The tool will be presented to the project’s participants during two regional workshops, in Malawi and in the Republic of the Congo, under the guidance of experts. Participants will be asked to start evaluating their countries’ situation, and to self-assess their capacity building needs. This exercise will also enable the WCO to gather feedback from participants on the tool, and to revise it if necessary.

On their return to their home Customs administrations, participants will have a few weeks to complete the assessment and send it to the WCO Secretariat, which will use their responses to plan future training activities.

Intelligence component

Building on the common needs identified during the planning phase, the project team decided to move ahead on certain capacity building activities related to risk management and intelligence analysis. The object is to improve Customs’ capacities in all the relevant phases of the intelligence cycle, namely the collection, evaluation, collation, analysis, dissemination and re-evaluation of data. Basic and advanced training on intelligence have been designed, and experts will periodically be made available to support enforcement teams.

Enforcement component

This component, which is at the heart of the project, aims to enhance the capacity of Customs administrations in conducting enforcement operations through the use of a wide range of techniques, such as the conducting of controlled deliveries. To do so, practical training will be delivered, and field manuals supporting the daily work of frontline officers will be developed.

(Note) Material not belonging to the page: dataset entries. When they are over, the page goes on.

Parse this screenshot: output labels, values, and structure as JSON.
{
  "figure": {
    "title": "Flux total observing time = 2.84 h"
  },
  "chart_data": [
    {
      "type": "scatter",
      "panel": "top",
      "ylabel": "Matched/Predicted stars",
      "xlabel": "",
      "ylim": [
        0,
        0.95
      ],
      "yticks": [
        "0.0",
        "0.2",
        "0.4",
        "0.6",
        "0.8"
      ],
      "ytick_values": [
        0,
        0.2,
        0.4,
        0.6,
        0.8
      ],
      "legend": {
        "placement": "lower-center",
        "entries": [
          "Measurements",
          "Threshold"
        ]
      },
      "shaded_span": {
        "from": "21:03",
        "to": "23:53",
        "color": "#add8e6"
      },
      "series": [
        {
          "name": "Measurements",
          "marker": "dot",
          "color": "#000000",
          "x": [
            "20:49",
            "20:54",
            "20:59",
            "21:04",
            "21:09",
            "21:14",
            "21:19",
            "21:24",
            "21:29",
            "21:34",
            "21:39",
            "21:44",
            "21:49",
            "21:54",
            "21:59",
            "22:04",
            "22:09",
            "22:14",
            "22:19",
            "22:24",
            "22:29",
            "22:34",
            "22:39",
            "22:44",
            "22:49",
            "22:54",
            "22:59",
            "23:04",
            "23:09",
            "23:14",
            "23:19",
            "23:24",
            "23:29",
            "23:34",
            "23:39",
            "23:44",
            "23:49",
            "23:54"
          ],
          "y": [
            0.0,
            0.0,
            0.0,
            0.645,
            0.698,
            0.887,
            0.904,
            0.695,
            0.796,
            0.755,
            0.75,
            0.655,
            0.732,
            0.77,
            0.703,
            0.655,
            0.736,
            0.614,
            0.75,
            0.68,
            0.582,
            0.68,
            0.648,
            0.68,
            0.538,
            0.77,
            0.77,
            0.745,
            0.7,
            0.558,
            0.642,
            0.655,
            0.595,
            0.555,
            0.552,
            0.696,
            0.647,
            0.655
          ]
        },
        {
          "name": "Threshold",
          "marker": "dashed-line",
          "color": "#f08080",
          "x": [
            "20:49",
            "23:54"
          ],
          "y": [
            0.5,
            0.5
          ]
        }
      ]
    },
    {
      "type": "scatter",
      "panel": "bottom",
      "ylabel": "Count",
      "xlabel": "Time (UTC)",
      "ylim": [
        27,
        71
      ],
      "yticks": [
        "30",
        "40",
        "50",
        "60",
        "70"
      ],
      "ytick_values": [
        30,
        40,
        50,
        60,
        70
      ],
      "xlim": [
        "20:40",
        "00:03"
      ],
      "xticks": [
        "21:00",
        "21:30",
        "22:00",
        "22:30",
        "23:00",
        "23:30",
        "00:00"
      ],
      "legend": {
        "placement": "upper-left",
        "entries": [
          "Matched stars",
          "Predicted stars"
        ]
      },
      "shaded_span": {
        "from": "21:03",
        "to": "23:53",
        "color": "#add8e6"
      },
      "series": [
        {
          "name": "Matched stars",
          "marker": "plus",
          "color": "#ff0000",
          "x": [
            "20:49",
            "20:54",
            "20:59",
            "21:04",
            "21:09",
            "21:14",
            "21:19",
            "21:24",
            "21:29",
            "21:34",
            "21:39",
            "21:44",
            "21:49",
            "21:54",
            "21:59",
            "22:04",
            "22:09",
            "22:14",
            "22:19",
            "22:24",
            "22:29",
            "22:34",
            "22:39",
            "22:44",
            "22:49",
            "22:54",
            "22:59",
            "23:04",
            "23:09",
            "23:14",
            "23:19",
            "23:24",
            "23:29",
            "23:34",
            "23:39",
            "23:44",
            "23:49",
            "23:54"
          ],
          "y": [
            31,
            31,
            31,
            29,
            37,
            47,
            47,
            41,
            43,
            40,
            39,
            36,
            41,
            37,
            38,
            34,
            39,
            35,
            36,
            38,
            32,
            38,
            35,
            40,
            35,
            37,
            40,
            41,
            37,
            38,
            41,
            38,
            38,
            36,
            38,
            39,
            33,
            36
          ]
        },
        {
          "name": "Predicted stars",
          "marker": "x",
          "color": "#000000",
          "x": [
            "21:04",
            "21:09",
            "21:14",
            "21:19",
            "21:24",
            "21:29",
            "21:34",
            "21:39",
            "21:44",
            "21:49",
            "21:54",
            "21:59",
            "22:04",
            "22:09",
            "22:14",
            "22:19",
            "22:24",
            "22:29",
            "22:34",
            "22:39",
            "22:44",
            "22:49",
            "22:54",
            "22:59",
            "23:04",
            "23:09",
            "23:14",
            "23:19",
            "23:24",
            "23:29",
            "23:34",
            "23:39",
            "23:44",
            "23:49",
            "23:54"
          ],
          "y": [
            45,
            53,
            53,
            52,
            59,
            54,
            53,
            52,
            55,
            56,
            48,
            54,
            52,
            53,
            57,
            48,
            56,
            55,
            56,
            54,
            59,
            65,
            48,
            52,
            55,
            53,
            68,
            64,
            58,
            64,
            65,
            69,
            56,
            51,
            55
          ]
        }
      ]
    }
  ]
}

Activities implemented to date

Under the first component

A draft version of the Institutional Assessment tool is now available, and has already been trialled at a regional workshop that took place in Malawi in September 2015.

Under the second component

A one-week Basic Intelligence Analysis training session was held in Mozambique in April 2015, and in Kenya in July 2015. Participants, including Customs officers working in the field of risk management and intelligence analysis, were taught about the basic concepts of intelligence analysis, and were involved in case studies and practical exercises, while continuously being asked to provide feedback on the learning process.

Under the third component

A workshop on ‘Controlled Deliveries of Illegally Traded Wildlife Products’ was held in Bangkok, Thailand, in January 2015, with participants from eight Asian and African countries in attendance. About 30 Customs officials and participants from other relevant institutions – for example, the police, and wildlife and environmental authorities – with the competency to conduct controlled deliveries, or likely to be called upon to provide support during such operations, shared their experiences and practices, and how they overcame any obstacles.

The workshop also enabled participants to develop ties with each other, and to discuss closer cooperation and mutual assistance possibilities in the future, especially in the framework of two wildlife enforcement operations, namely Operation COBRA III and Operation FLYAWAY, which took place in May and June 2015 respectively.